The ICO blog recently reported that of the £2.7 million worth of fines issued in relation to nuisance calls since April 2015, only 6 of the 27 fines issued have been paid, leaving a total of £2.26 million penalties unpaid. The Privacy and Electronic Communications (EC Directive) Regulations 2003 (“Privacy Regulations”) contain powers for the ICO to fine companies which make marketing calls and texts, where the recipients have not consented to be contacted.
Recent fines that have been issued include:
- a £70,000 fine to London based Nouveau Finance Limited, a company that sent 2.2 million spam text messages without consent from the recipients;
- a £30,000 to Assist Law, a will writing firm in Weston-Super-Mare for making unsolicited marketing calls to persons registered with the Telephone Preference Service (TPS) for over a year.
Many of the companies fined however have so far avoided paying the fines by filing for insolvency. As the regulator put it “leaving by the back door as the regulator comes through the front door”.
At present the ICO can issue fines of up to £500,000 where there has been a serious contravention. These can be imposed on any legal person (e.g. a business or charity, or an individual), however there is no specific right to fine the directors responsible for such companies. A change to legislation is expected in Spring 2017 which will introduce fines of up to £500,000 for directors of nuisance marketing firms, and hopefully break the cycle whereby the same directors continue to operate under a new company.

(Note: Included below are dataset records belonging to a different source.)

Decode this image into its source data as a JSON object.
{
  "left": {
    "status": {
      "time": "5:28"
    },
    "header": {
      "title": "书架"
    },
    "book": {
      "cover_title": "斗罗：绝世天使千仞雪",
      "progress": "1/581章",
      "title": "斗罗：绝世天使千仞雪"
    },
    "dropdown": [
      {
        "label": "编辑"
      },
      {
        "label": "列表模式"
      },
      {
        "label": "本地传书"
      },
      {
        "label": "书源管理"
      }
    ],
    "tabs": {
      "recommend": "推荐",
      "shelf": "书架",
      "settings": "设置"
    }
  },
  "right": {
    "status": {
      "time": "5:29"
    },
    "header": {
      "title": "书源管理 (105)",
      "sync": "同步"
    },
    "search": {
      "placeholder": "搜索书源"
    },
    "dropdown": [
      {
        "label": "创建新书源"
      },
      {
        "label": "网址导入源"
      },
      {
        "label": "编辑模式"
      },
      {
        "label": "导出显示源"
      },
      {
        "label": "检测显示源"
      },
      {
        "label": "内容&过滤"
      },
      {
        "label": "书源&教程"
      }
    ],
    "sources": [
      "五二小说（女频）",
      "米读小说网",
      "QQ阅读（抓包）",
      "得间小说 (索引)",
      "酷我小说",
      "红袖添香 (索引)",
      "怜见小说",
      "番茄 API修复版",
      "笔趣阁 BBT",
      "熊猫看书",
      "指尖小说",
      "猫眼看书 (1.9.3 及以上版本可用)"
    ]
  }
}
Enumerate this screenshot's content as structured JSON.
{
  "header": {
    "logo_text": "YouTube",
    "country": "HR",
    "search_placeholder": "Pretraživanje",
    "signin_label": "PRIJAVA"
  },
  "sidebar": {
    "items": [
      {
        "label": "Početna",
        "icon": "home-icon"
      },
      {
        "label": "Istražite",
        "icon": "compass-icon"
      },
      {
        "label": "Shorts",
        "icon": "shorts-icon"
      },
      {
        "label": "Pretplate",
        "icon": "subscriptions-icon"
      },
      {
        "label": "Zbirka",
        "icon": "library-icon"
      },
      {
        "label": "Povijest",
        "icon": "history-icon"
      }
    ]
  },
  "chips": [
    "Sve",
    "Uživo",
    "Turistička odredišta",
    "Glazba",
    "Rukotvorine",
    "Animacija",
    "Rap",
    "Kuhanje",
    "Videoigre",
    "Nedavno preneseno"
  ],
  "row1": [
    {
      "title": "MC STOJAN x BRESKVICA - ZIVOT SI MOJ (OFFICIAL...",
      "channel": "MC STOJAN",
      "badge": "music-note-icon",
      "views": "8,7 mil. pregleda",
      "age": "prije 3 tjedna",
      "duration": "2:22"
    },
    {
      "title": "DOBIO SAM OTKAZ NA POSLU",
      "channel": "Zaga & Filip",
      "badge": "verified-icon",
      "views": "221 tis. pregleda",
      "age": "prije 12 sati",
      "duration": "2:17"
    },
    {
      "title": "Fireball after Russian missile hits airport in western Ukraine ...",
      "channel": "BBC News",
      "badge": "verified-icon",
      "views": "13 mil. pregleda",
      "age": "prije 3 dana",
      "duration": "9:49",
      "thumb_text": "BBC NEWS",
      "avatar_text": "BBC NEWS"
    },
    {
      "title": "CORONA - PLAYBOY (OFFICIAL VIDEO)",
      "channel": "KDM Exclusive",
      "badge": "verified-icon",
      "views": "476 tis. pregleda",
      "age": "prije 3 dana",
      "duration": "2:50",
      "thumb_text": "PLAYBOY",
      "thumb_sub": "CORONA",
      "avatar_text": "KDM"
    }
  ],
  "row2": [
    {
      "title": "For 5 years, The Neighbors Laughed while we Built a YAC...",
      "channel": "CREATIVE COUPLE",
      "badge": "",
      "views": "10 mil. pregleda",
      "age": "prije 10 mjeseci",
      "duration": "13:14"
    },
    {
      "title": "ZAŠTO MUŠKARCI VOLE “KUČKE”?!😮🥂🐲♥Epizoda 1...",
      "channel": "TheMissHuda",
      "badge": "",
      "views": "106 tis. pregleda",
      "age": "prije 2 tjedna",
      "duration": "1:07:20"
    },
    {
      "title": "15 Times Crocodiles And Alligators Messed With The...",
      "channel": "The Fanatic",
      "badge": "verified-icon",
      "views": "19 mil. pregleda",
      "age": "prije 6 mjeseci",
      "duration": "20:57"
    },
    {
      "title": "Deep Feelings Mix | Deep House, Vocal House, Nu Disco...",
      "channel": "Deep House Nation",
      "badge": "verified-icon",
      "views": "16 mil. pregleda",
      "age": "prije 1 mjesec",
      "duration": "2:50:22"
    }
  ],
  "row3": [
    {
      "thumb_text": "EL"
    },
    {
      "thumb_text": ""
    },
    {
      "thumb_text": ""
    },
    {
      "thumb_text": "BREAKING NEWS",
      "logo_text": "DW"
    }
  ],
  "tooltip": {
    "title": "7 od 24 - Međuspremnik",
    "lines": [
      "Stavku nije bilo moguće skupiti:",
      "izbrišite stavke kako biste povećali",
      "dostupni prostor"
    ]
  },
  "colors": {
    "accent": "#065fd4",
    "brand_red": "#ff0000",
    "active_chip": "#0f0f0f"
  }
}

The change in law should also be noted by all directors that fall within the remit of the Data Protection Act 1998 (“DPA”), if not the Privacy Regulations, as there is a clear move being made to seek to penalise those accountable for breaches relating to personal data. Points worth noting are:
- The ICO have the power to fine directors for breaches of the Data Protection Act where breach can be shown to have occurred with a director’s consent, connivance or neglect;
- Under the GDPR fines of value up to 4% of annual worldwide turnover, or 20 million euros, whichever is greater, will be possible;
- When the GDPR is enacted data processors as well as data controllers will also be caught; and
- Breach of general director duties to act in good faith, in the best interests of the company, and to exercise reasonable care, skill and diligence could result in an action for damages, termination of a directorship, or disqualification as a director.